Perkara Menabur Senang
Sebuah perjalanan baru akan selalu jadi hadia yang ditunggu-tunggu oleh para peziarah yang tangguh. Meniti tiap kesempatan untuk sekadar menyemaikan beberapa harapan; agar kelak tumbuh dan berbuah bagi banyak orang yang selalu rindu untuk pulang. Tapak demi tapak jadi benih yang perlahan ditahtakan berdekatan agar kelak saat tumbuh mereka tidak merasa sepi sendirian; atau kedinginan kala angin menyapa. Sepi hanya akan membunuh seseorang secara bertahap tanpa meninggalkan luka sebagai bekas.
Kadang dia berpikir bahwa ia sendiri yang melangkah di jalan yang tak berujung itu; ia bahkan tak menyadari sudah banyak orang yang telah mendahuluinya - kepalanya masih sibuk dengan khayal akan garis akhir yang nanti akan ia pijaki. Ia terus sibuk dengan percakapannya bersama diri sendiri; sesekali memeluk erat jiwanya sembari memberi semangat "beberapa meter lagi garis akhir akan dicapai". Lelahnya akan dibayar habis oleh peluk dan kecupan dari orang yang paling rutin ia doakan. Hingga ia lupa ada begitu banyak tapak yang ia tanam sia-sia. Tidak tumbuh sama sekali apalagi berbuah.

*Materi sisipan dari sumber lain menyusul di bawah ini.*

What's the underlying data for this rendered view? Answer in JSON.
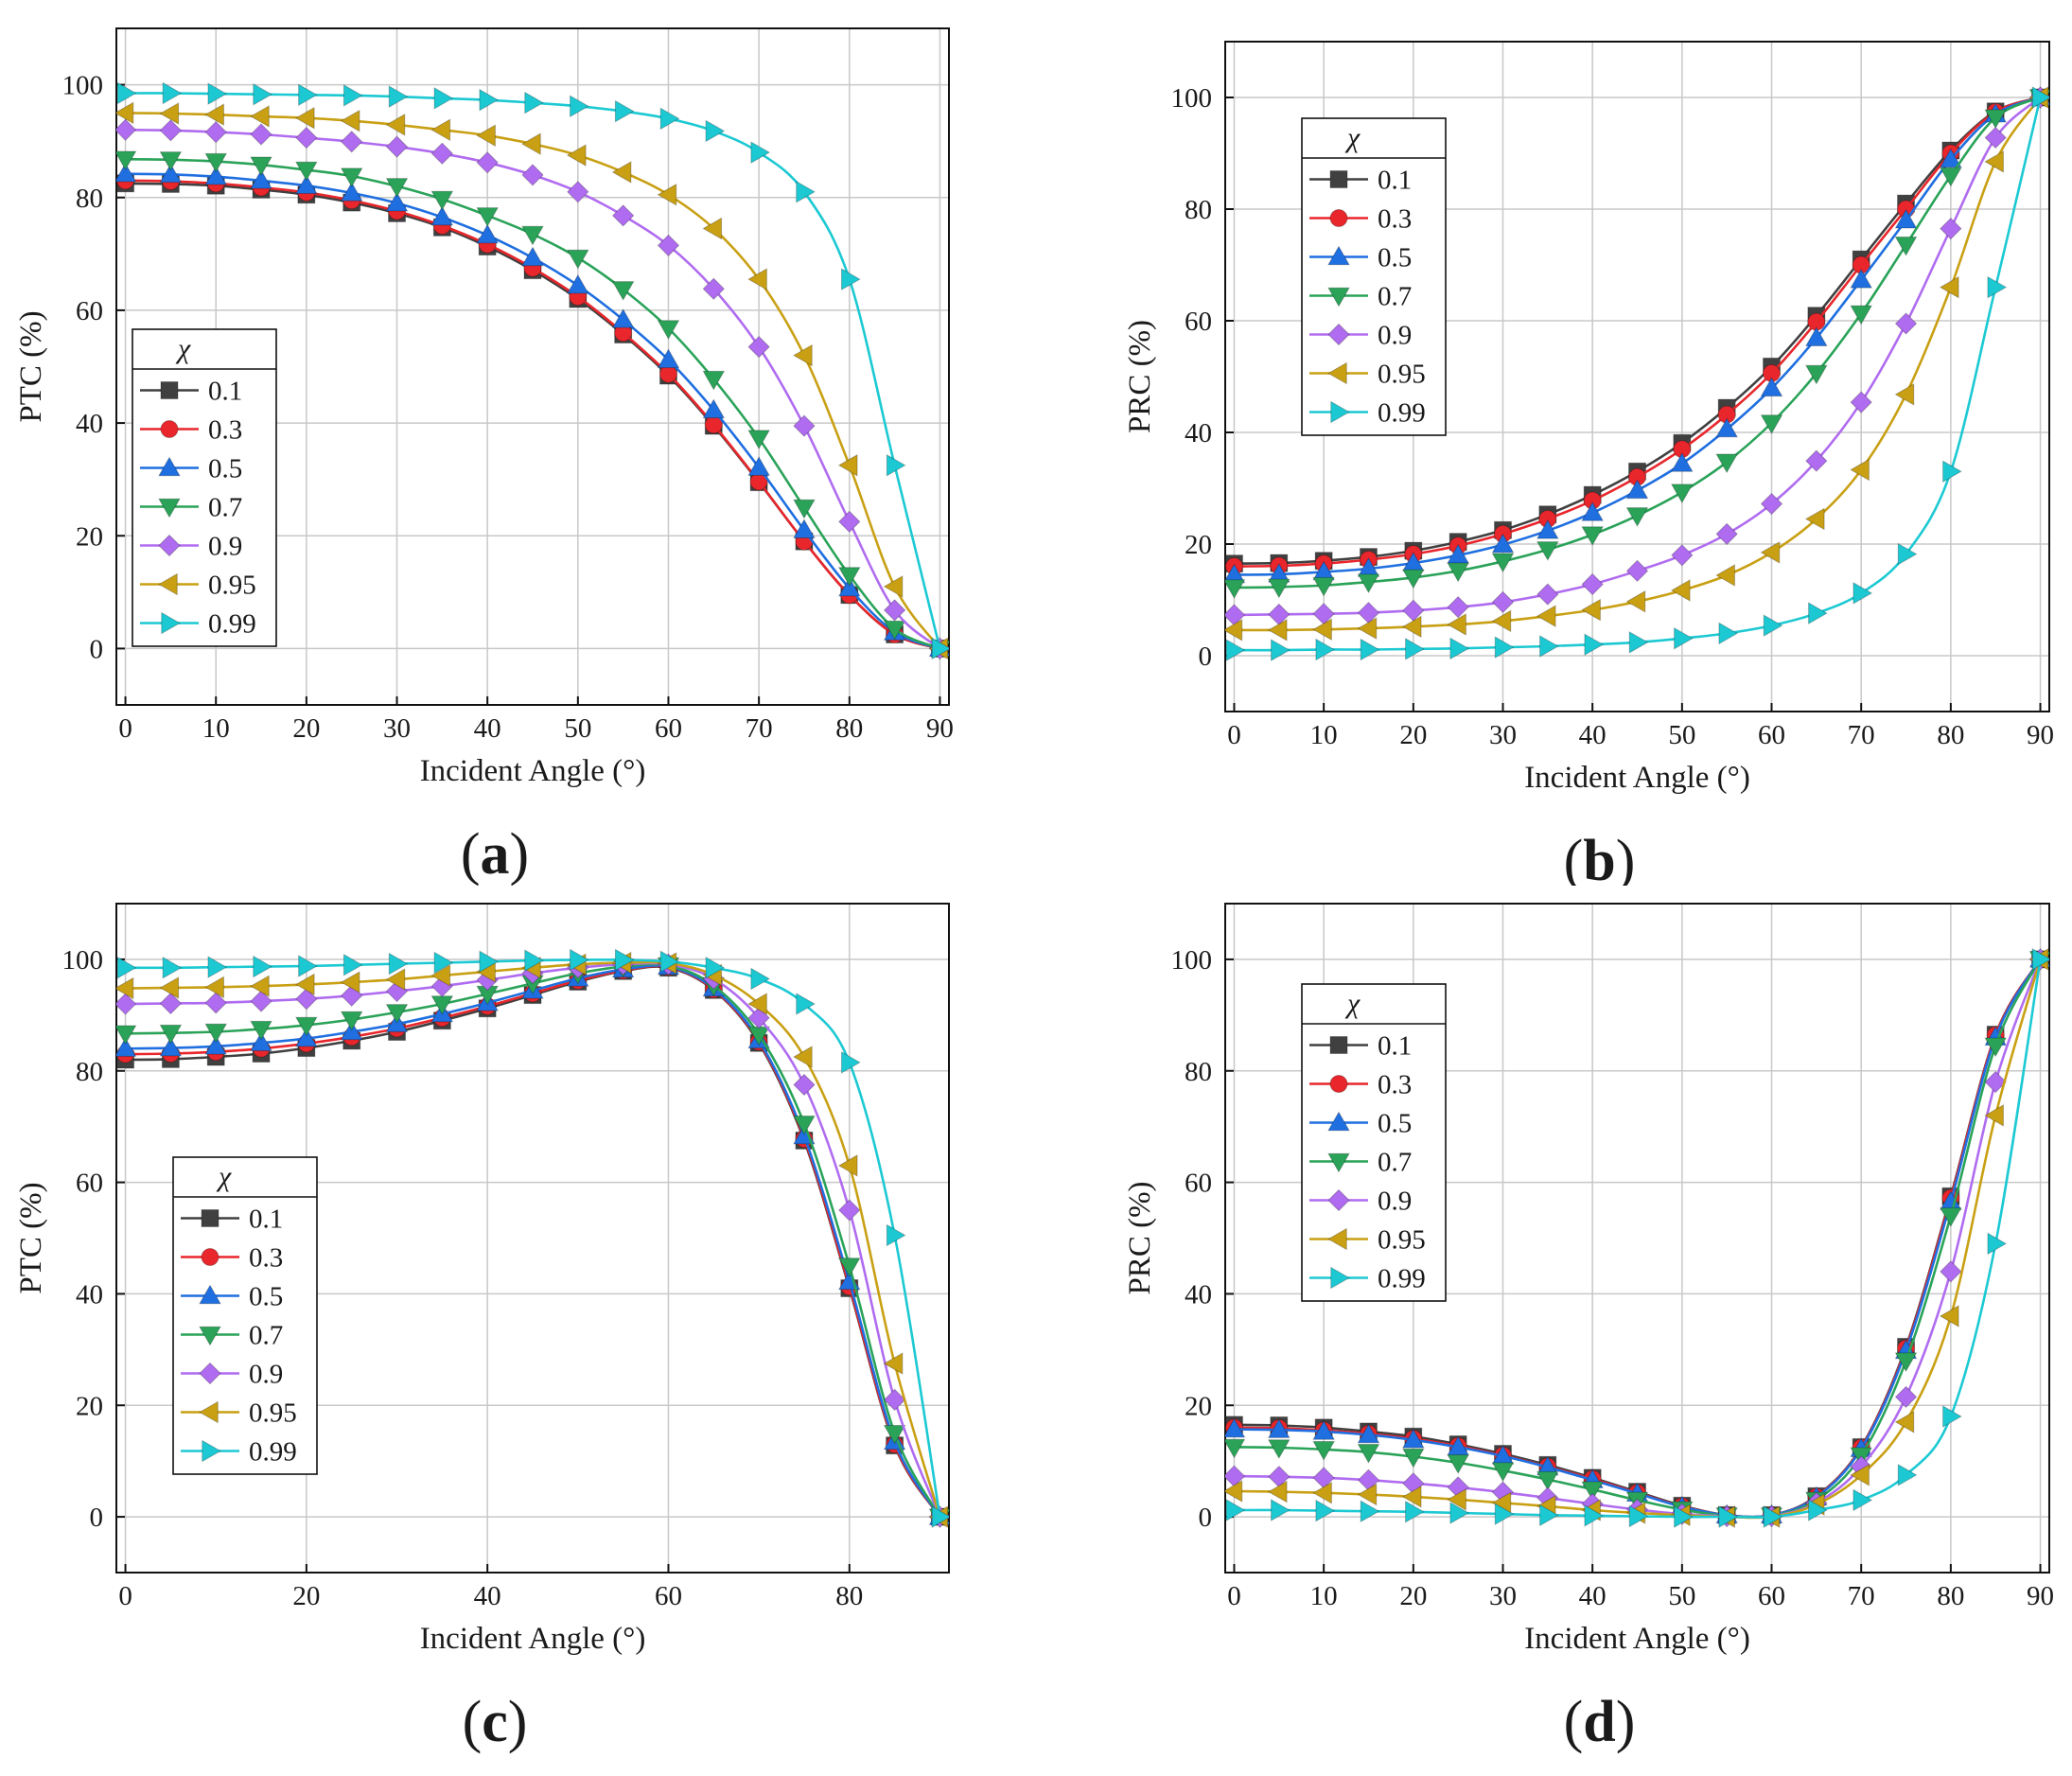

Terkadang orang di sekitarnya bertanya soal kemana tujuan ia melangkah atau dari mana ia berasal. Jejak kaki yang ia khianati jadi mimpi buruk yang selalu menghakiminya. Kini tersisah padanya hanya badan dengan lelah yang setia mendekap dan sisa-sisa mimpi yang sengaja ia benamkan bersama matahari dikala pulang ke peraduan. Hari-harinya menjadi kisah yang tak pernah sepi ia ceritakan; tentang bagaimana mencari dan mendapatkan bahagia. Bagaimana menabur benih harap tetapi yang dituai pada akhirnya hanya kenyataan yang sulit dirangkul. Keluhan seakan jadi litani yang terus ia daraskan; hingga puji-pujian seakan asing diucap oleh bibirnya.
Saat ia termenung sendiri; ia baru sadar bahwa perjalanan yang sebenarnya bukan soal esok hari dengan segala konsekuensi yang akan terjadi atau hari kemarin dengan penyesalan-penyesalannya. Tetapi perjalanan yang sesungguhnya adalah saat ia sadar bahwa ia tidak harus menangisi masa lalu dan merindukan masa depan; tetapi lebih dari itu ialah mensyukuri hari ini. Bahwa kehilangan orang yang disayang adalah bagian dari hidup. Jika hari ini orang lain masih bersama dengan orang atau sosok yang mereka sayang; maka percayalah bahwa sang waktu sedang menanti saat dimana orang itu kuat untuk ditinggalkan dan siap menikam rindu yang tak tentu di hatinya. Ingat kehidupan tidak harus ada apalagi abadi. Bahagiamu bersama sosok yang lain hanyalah saat-saat sementara yang sengaja dijelaskan dengan kesan-kesan emosional. Semuanya tidak lebih dari sekadar alasan untuk seseorang berucap kata rindu.
Hari ini ia menjadi guru atas dirinya sendiri. Bahwa menaburkan benih dan berharap akan tumbuh dan berbuah; tak semata bergantung pada tempat dimana benih itu jatuh, tetapi yang menjadi keutamaan adalah perasaan dari si penabur. Bisa saja benih yang ia taburkan pada tanah berbatu; atau semak duri akan lebih subur - walau di hatinya. Mustahil hanyalah cara berpikir orang yang tak ber-Tuhan. Percayalah jika benih yang ia ambil dari kantong jubahnya dan ia tabur di tanah itu sudah cukup jadi alasan untuk ia bahagia. Karena bahagia tidak harus menanti sampai kau menikmati hasilnya, cukup saat kau setia mencintai prosesnya. Semoga benih itu bisa berbuah pada bahagia yang amat ia rindukan; walau terkadang sengaja ia jatuhkan di tempat yang terkutuk; yaitu di hati sang kekasih.